Una delle prime reazioni è stata quella del senatore ed ex premier italiano Matteo Renzi. “Oggi il nuovo governo giura e finisce una lunga crisi di governo. Siamo onesti: è un grande passo avanti. Oggi è davvero una bella giornata per tutti gli italiani”, ha detto sui suoi social.

Al termine del giuramento si terrà il primo Consiglio dei Ministri. Ma prima alle 13 a Palazzo Chigi si svolgerà la solenne cerimonia del passaggio dei poteri e la consegna del testimone tra Conte e Draghi.

Il Quirinale ha aggiunto che Mattarella ha già firmato i relativi decreti di approvazione della formazione del nuovo governo, che sarà composto da 23 ministri, 15 uomini e otto donne con profili tecnici e politici.

Sei degli attuali ministri manterranno il mandato, tra cui il ministro della Salute Roberto Speranza, il ministro degli Esteri Luigi Di Maio e il ministro dell’Interno Luciana Lamorgese. Per quanto riguarda i tecnici, da segnalare il giudice della Corte Costituzionale, Marta Cartabia, che subentrerà nel portafoglio giustizia, o il Direttore Generale della Banca d’Italia, Daniele Franco, che entrerà in affari.
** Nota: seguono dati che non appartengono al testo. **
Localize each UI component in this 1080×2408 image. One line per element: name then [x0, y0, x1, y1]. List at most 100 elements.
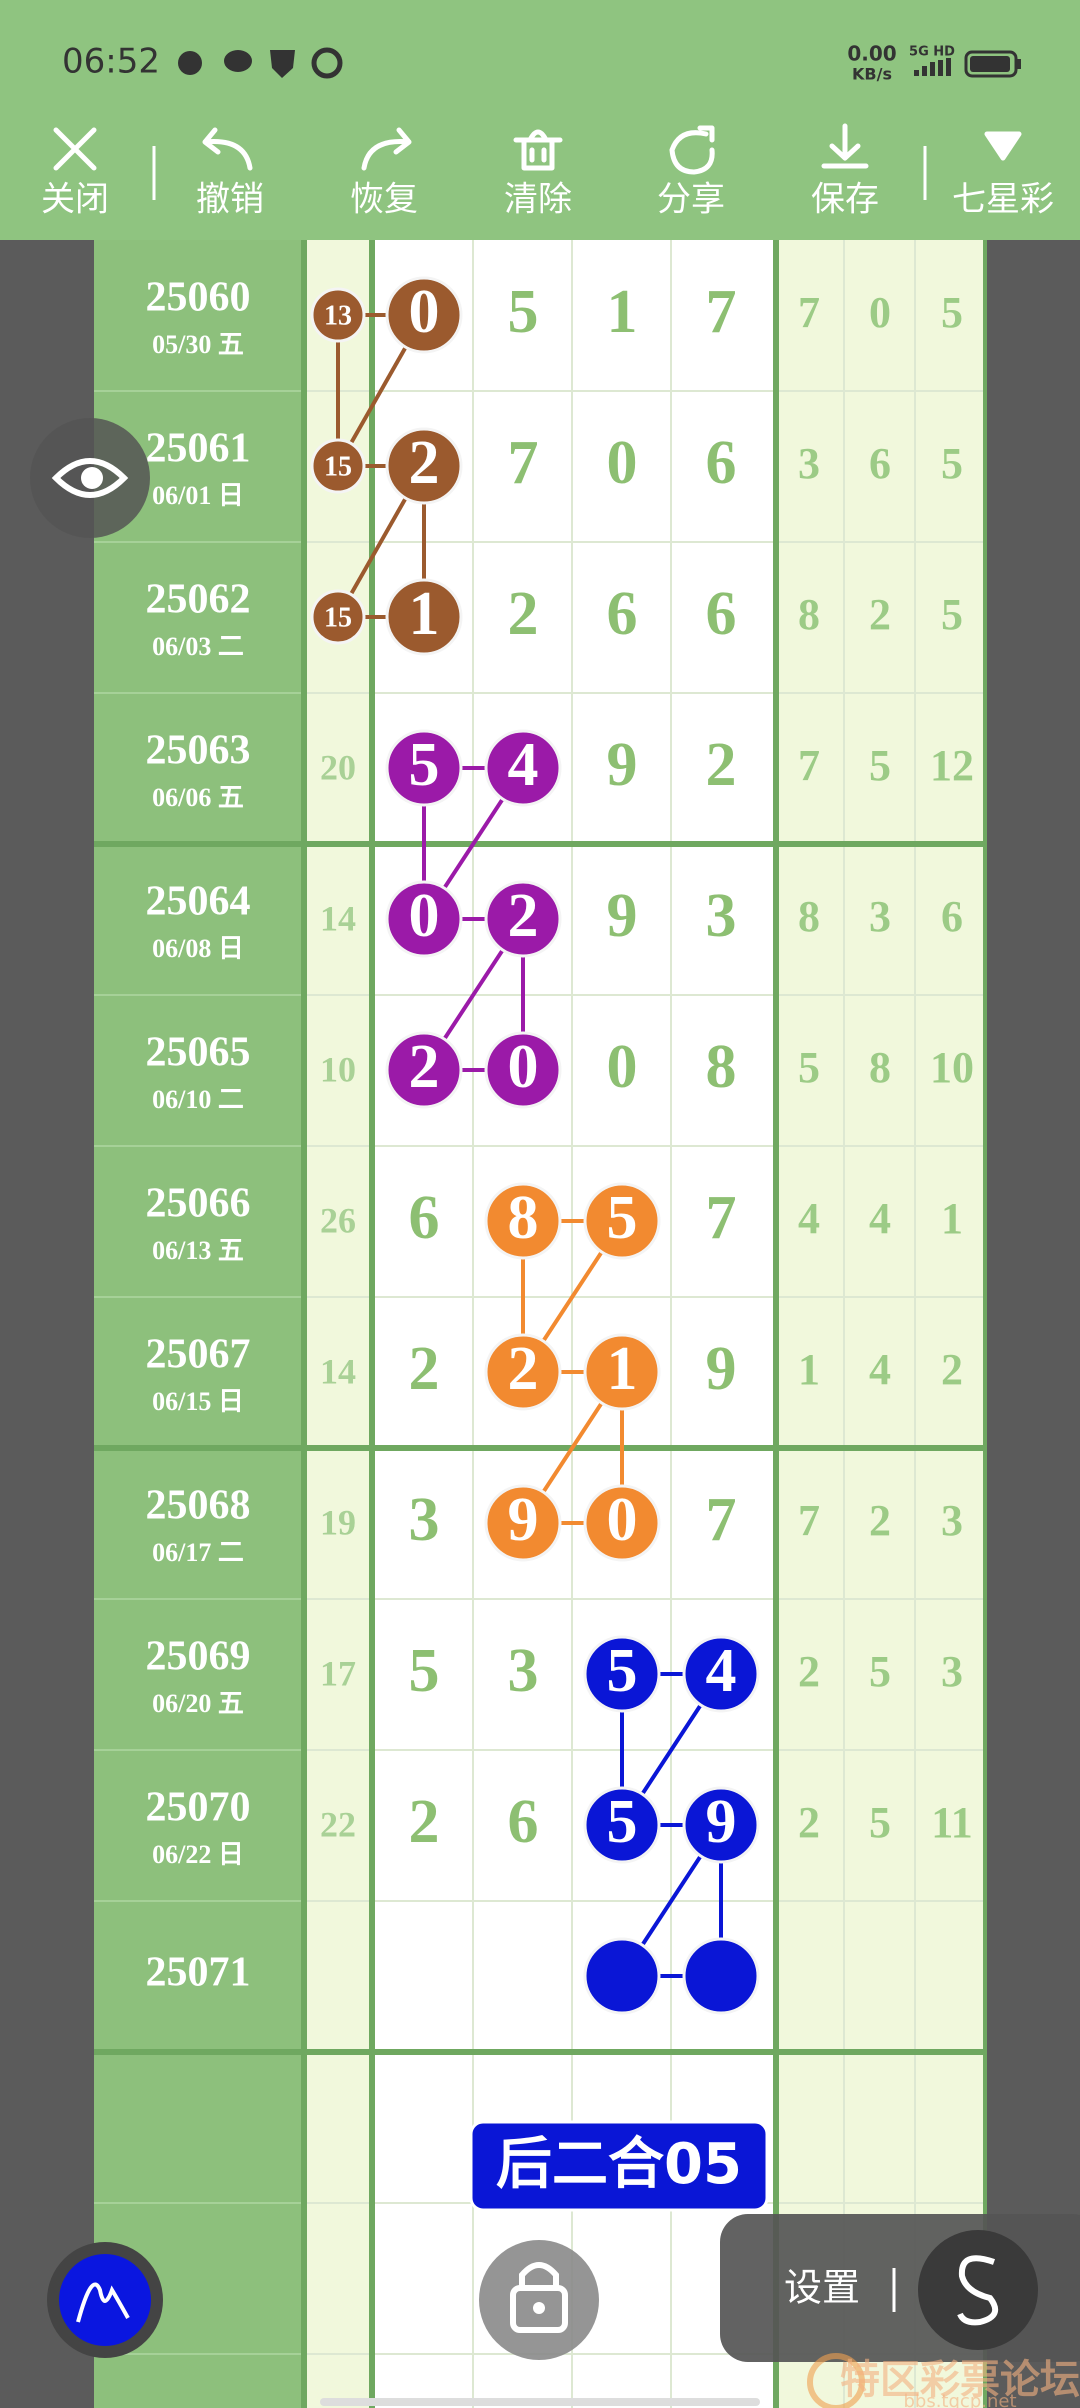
toolbar-icon[interactable] [361, 127, 412, 171]
extra: 5 [869, 1647, 891, 1696]
digit: 9 [706, 1335, 737, 1403]
toolbar-label[interactable]: 七星彩 [952, 180, 1054, 220]
date: 06/22 日 [152, 1840, 244, 1869]
extra: 0 [869, 288, 891, 337]
battery [964, 50, 1018, 78]
shield-icon [270, 50, 295, 78]
digit: 0 [607, 1486, 638, 1554]
lock-hole [533, 2302, 545, 2314]
sum: 10 [320, 1049, 356, 1089]
issue: 25069 [146, 1634, 251, 1680]
digit: 7 [706, 1184, 737, 1252]
toolbar-label[interactable]: 恢复 [350, 180, 418, 220]
date: 06/13 五 [152, 1236, 244, 1265]
highlight-circle [484, 1333, 562, 1411]
digit: 2 [508, 580, 539, 648]
extra: 3 [941, 1496, 963, 1545]
extra: 12 [930, 741, 974, 790]
pen-button[interactable] [47, 2242, 163, 2358]
digit: 2 [409, 1335, 440, 1403]
status-time: 06:52 [62, 42, 160, 82]
extra: 3 [869, 892, 891, 941]
extra: 5 [869, 741, 891, 790]
s-button[interactable] [918, 2230, 1038, 2350]
digit: 9 [706, 1788, 737, 1856]
issue: 25064 [146, 879, 251, 925]
toolbar-label[interactable]: 分享 [657, 180, 725, 220]
sum: 14 [320, 898, 356, 938]
digit: 9 [607, 731, 638, 799]
lock-bg[interactable] [479, 2240, 599, 2360]
digit: 0 [607, 1033, 638, 1101]
digit: 0 [607, 429, 638, 497]
issue: 25061 [146, 426, 251, 472]
toolbar-icon[interactable] [513, 129, 563, 171]
wechat-icon [178, 51, 202, 75]
msg-icon [224, 50, 252, 72]
network: 5G HD [909, 45, 955, 60]
issue: 25067 [146, 1332, 251, 1378]
lock-button[interactable] [479, 2240, 599, 2360]
banner-text: 后二合05 [496, 2132, 742, 2197]
date: 06/17 二 [152, 1538, 244, 1567]
toolbar-icon[interactable] [53, 127, 97, 171]
sum: 20 [320, 747, 356, 787]
digit: 3 [409, 1486, 440, 1554]
extra: 5 [869, 1798, 891, 1847]
digit: 5 [607, 1184, 638, 1252]
highlight-circle [385, 578, 463, 656]
digit: 1 [607, 278, 638, 346]
digit: 6 [508, 1788, 539, 1856]
toolbar-label[interactable]: 清除 [504, 180, 572, 220]
extra: 3 [798, 439, 820, 488]
date: 06/03 二 [152, 632, 244, 661]
digit: 6 [607, 580, 638, 648]
eye-pupil [81, 467, 103, 489]
highlight-circle [385, 427, 463, 505]
highlight-circle [310, 589, 366, 645]
extra: 4 [798, 1194, 820, 1243]
toolbar-label[interactable]: 撤销 [196, 180, 264, 220]
digit: 3 [706, 882, 737, 950]
extra: 7 [798, 288, 820, 337]
toolbar-icon[interactable] [202, 127, 253, 171]
extra: 7 [798, 741, 820, 790]
extra: 1 [798, 1345, 820, 1394]
digit: 7 [706, 278, 737, 346]
highlight-circle [310, 438, 366, 494]
digit: 6 [409, 1184, 440, 1252]
extra: 11 [931, 1798, 973, 1847]
extra: 4 [869, 1345, 891, 1394]
header-bg [0, 0, 1080, 240]
toolbar-icon[interactable] [984, 131, 1022, 161]
highlight-circle [484, 1182, 562, 1260]
highlight-circle [583, 1333, 661, 1411]
sum: 15 [324, 602, 352, 633]
toolbar: 关闭 撤销 恢复 清除 分享 保存 七星彩 [41, 123, 1054, 220]
issue: 25060 [146, 275, 251, 321]
extra: 7 [798, 1496, 820, 1545]
toolbar-icon[interactable] [821, 123, 869, 169]
toolbar-label[interactable]: 保存 [811, 180, 879, 220]
digit: 0 [409, 278, 440, 346]
highlight-circle [385, 880, 463, 958]
digit: 6 [706, 580, 737, 648]
digit: 5 [607, 1637, 638, 1705]
digit: 5 [607, 1788, 638, 1856]
eye-button[interactable] [30, 418, 150, 538]
battery-tip [1017, 59, 1021, 69]
digit: 5 [409, 731, 440, 799]
settings-label[interactable]: 设置 [784, 2266, 860, 2310]
lock-shackle [519, 2262, 559, 2290]
extra: 2 [941, 1345, 963, 1394]
digit: 1 [409, 580, 440, 648]
date: 06/08 日 [152, 934, 244, 963]
toolbar-label[interactable]: 关闭 [41, 180, 109, 220]
toolbar-icon[interactable] [669, 125, 715, 175]
extra: 6 [941, 892, 963, 941]
digit: 5 [508, 278, 539, 346]
digit: 9 [607, 882, 638, 950]
issue-col-bg [94, 240, 302, 2408]
date: 06/15 日 [152, 1387, 244, 1416]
Novità anche il ramo esecutivo dell’ex presidente della Banca centrale europea (Bce). La stampa italiana mette in evidenza i nomi del fisico Roberto Cingolani, che assumerà il ministero del Cambiamento ecologico. quella dell’imprenditore e redattore capo del Gruppo Vodafone che entrerà a far parte di Transición Digital, Vittorio Colao; o il Ministero del Turismo, che Massimo Garavaglia subentrerà alla Lega Nord.
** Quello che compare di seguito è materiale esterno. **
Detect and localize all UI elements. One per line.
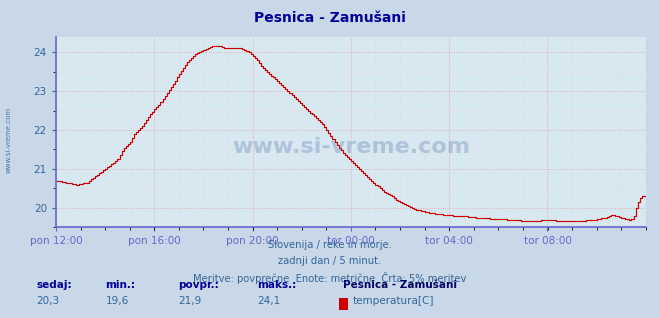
Text: Slovenija / reke in morje.: Slovenija / reke in morje.: [268, 240, 391, 250]
Text: zadnji dan / 5 minut.: zadnji dan / 5 minut.: [278, 256, 381, 266]
Text: www.si-vreme.com: www.si-vreme.com: [232, 137, 470, 157]
Text: temperatura[C]: temperatura[C]: [353, 296, 434, 306]
Text: www.si-vreme.com: www.si-vreme.com: [5, 107, 11, 173]
Text: sedaj:: sedaj:: [36, 280, 72, 290]
Text: 19,6: 19,6: [105, 296, 129, 306]
Text: Pesnica - Zamušani: Pesnica - Zamušani: [343, 280, 457, 290]
Text: 20,3: 20,3: [36, 296, 59, 306]
Text: Pesnica - Zamušani: Pesnica - Zamušani: [254, 11, 405, 25]
Text: min.:: min.:: [105, 280, 136, 290]
Text: maks.:: maks.:: [257, 280, 297, 290]
Text: 21,9: 21,9: [178, 296, 201, 306]
Text: 24,1: 24,1: [257, 296, 280, 306]
Text: povpr.:: povpr.:: [178, 280, 219, 290]
Text: Meritve: povprečne  Enote: metrične  Črta: 5% meritev: Meritve: povprečne Enote: metrične Črta:…: [193, 272, 466, 284]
Oltre alla Lega, il futuro Presidente del Consiglio italiano ha accolto anche ministri degli altri partiti che lo sostengono nel suo governo: Movimento 5 Stelle (M5S), Partito Democratico (PD), Liberi ed Uguali, Italia Viva e Forza. Italia.

Draghi incontrerà poi il Presidente del Senato, Elisabetta Casellati, e il Presidente della Camera dei Deputati, Roberto Fico. Alla fine incontrerà il presidente del Consiglio uscente Giuseppe Conte. Il nuovo governo affronterà i problemi di fiducia al Senato e alla Camera dei rappresentanti rispettivamente martedì e mercoledì.

Il governo di coalizione di Giuseppe Conte è crollato a causa della scissione all’interno della coalizione di governo – composta da Italia Viva, M5S e PD – dopo che i disaccordi sulla sorte dei Fondi europei di recupero hanno travolto la pazienza del leader di Italia Viva, Matteo Renzi 13 gennaio , per rompere l’alleanza e rimuovere i suoi due ministri. Il governo Conte era quindi in minoranza.

La prima opzione di Mattarella era quella di formare un nuovo governo con i partiti che sostenevano Conte, ma i tentativi fallirono. Mattarella successivamente ha incaricato Draghi di formare un governo tecnocratico, come è successo nel 2011 con Mario Monti.